County staff presented commissioners with three options for finding a one-time solution: selling surplus land; transferring money from the Economic Development Incentive Fund; or taking money from the fund designated for the Community Reinvestment Program.
In the end, commissioners decided to sell some land.
Commissioners voted to sell:
- 20 N. Washington Blvd., an 86-space public parking lot.
- Three properties along Bee Ridge Road, though Commission Chair Paul Caragiulo was concerned about the land’s necessity for future stormwater management. Before the properties are sold, stormwater management staff will evaluate this need.
- A parcel at the northwest quadrant of Palmer Road and Apex Boulevard, just outside the Celery Fields.
In total, if the sales go through at the expected amounts, the county will have $5.26 million to return to the economic uncertainty fund. Assistant County Administrator Jonathan Lewis expects the sale on these parcels to go through fairly quickly, although there’s no deadline.
“The goal was to put back into that reserve. The sooner we do it, the better,” he said, emphasizing the real concern is replenishing the fund before it affects the county’s bond ratings. However, he told commissioners he was confident that having a plan in place to replace the money would satisfy the bond companies’ requirements.
A resident group, Fresh Start, urged commissioners to hold off on selling other parcels around Palmer Road and Apex Boulevard.
Commissioners agreed not to sell the parcels south of Palmer Road right away, though they are still on the surplus list.
“You will be able to determine much more effectively which lands are of value to the community and which should be discarded,” said Kafi Benz, of Fresh Start.
Hearing that, the commission agreed to remove the southeast parcel from the list, and to allow the group to come back with its recommendations for it and a parcel to the southwest of the intersection within six months.

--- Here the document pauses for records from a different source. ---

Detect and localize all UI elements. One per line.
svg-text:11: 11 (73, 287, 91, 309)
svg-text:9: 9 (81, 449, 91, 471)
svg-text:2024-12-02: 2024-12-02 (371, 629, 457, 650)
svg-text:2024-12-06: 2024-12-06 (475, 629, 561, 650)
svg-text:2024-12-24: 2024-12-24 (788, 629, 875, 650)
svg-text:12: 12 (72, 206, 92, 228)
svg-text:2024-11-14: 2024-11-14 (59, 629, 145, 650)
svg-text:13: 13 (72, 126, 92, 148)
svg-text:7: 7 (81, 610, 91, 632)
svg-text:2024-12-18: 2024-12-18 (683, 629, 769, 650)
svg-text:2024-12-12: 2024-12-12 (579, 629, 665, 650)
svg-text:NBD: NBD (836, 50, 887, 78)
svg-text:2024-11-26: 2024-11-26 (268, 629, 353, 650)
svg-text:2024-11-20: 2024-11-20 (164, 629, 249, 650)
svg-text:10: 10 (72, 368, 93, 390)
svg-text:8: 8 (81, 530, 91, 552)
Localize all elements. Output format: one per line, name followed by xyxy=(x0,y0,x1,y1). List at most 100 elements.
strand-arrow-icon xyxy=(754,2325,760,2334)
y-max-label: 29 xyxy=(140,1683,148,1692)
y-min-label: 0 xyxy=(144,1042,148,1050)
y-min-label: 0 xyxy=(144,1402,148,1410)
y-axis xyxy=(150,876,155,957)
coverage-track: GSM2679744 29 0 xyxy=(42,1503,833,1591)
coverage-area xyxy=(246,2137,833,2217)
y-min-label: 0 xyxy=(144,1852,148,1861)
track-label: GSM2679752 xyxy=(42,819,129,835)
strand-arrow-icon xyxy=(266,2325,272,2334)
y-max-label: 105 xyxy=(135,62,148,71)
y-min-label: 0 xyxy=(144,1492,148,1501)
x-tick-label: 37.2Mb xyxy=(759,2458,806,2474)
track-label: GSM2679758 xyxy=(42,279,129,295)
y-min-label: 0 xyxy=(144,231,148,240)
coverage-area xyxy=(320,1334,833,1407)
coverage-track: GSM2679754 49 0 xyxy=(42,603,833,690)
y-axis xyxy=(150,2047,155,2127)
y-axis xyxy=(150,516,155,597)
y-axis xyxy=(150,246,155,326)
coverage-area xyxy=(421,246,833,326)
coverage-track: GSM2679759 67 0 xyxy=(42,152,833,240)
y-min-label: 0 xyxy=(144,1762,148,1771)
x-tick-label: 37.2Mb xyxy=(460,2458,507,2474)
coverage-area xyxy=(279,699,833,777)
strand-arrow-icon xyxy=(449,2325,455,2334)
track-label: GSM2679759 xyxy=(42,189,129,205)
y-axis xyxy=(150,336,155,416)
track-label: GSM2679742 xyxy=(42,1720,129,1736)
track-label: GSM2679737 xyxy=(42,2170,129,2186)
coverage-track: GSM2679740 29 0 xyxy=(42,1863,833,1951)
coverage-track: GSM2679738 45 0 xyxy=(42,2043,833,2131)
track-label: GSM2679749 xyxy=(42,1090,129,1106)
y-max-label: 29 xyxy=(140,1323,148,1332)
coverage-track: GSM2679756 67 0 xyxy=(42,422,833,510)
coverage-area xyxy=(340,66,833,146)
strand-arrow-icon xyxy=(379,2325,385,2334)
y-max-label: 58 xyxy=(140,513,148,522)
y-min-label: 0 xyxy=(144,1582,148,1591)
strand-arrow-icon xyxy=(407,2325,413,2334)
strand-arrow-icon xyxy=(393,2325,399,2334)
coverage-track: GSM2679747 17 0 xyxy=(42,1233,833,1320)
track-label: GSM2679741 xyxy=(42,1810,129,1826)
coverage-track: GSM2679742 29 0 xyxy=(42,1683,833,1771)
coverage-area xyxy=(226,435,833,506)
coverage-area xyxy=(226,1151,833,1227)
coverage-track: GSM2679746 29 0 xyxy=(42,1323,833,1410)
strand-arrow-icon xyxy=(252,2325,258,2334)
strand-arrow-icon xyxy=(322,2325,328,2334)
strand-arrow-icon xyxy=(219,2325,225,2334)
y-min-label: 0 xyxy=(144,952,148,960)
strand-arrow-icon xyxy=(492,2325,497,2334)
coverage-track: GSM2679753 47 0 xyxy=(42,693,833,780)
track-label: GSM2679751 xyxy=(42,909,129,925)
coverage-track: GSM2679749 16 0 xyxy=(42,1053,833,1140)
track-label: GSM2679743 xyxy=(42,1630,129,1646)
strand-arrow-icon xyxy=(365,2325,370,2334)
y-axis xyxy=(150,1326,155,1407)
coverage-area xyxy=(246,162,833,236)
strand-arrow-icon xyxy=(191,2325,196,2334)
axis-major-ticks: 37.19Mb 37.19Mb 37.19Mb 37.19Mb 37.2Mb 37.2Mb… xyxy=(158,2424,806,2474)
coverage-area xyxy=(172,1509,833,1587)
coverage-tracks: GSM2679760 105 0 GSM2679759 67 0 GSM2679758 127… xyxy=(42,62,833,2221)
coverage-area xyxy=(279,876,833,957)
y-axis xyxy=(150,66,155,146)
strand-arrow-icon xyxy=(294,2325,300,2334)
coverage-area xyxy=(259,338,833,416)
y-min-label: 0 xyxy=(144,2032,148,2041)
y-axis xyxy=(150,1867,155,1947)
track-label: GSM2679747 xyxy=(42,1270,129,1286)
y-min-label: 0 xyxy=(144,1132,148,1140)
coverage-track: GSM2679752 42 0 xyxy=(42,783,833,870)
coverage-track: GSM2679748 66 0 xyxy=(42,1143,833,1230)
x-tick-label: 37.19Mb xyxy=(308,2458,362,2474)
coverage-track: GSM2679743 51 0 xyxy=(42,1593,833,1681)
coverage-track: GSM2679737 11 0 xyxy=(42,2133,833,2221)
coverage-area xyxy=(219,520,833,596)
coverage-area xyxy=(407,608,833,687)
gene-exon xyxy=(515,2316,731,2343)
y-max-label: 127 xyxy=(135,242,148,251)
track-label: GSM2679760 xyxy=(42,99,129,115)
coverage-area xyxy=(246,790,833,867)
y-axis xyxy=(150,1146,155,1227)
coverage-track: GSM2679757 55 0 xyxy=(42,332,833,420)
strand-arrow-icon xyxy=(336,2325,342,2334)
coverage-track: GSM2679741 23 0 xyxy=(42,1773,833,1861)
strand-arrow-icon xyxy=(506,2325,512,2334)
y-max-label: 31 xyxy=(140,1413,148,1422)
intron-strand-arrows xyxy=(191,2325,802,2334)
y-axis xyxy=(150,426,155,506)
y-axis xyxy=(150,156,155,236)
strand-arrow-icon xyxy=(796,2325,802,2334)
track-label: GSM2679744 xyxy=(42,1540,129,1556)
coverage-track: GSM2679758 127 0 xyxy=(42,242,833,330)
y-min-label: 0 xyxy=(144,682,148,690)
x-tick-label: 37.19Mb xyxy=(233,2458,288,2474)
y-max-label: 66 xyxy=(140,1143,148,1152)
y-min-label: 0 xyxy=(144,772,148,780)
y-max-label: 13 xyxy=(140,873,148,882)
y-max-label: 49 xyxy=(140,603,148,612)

Commissioners were hesitant to transfer money to solve the financial puzzle.
“I’d just as soon stop right here,” Commissioner Al Maio said, and the motion to suspend searching for funds to cover the remaining balance passed, 3-2.
Even with the sale of the surplus land and the economic uncertainty fund poised to be rebuilt, there’s still work to be done in the coming months.
“It still doesn’t solve the long-term problem,” said Chief Financial Management Officer Steve Botelho.
Starting in January, the County Commission must identify departmental cuts to offset the impending budget shortfalls.
In the summer, county staff proposed a tax on public services that would have raised $5.4 million in its first year, and $11.8 million in following years. By balancing the 2018 budget with $5.4 million from the economic uncertainty fund, the commission solved the problem only for this year. In the next fiscal year, it will have to solve a more than $11 million shortfall.
Commissioners and county staff plan to go through the budget line by line and choose things to cut “a la carte,” Botelho said. The following departments will have to make an 11.6% cut to their budgets: Parks, Recreation and Natural Resources, Support Services, SCAT, General Services, Libraries and Historical Resources, Health and Human Services, Planning and Development Services, Public Works, Lifeguards and Emergency Management, Capital Improvement, UF/IFAS Extension and Economic Development.
It’s an exercise the county went through before, around 2008, when $9 million was cut from the budget.
“Maybe they pick the height of grass but not how frequently we chalk the baseball fields — it’s going to get to that level of detail,” Botelho said.
The first meeting to discuss budget cuts is scheduled for Jan. 31.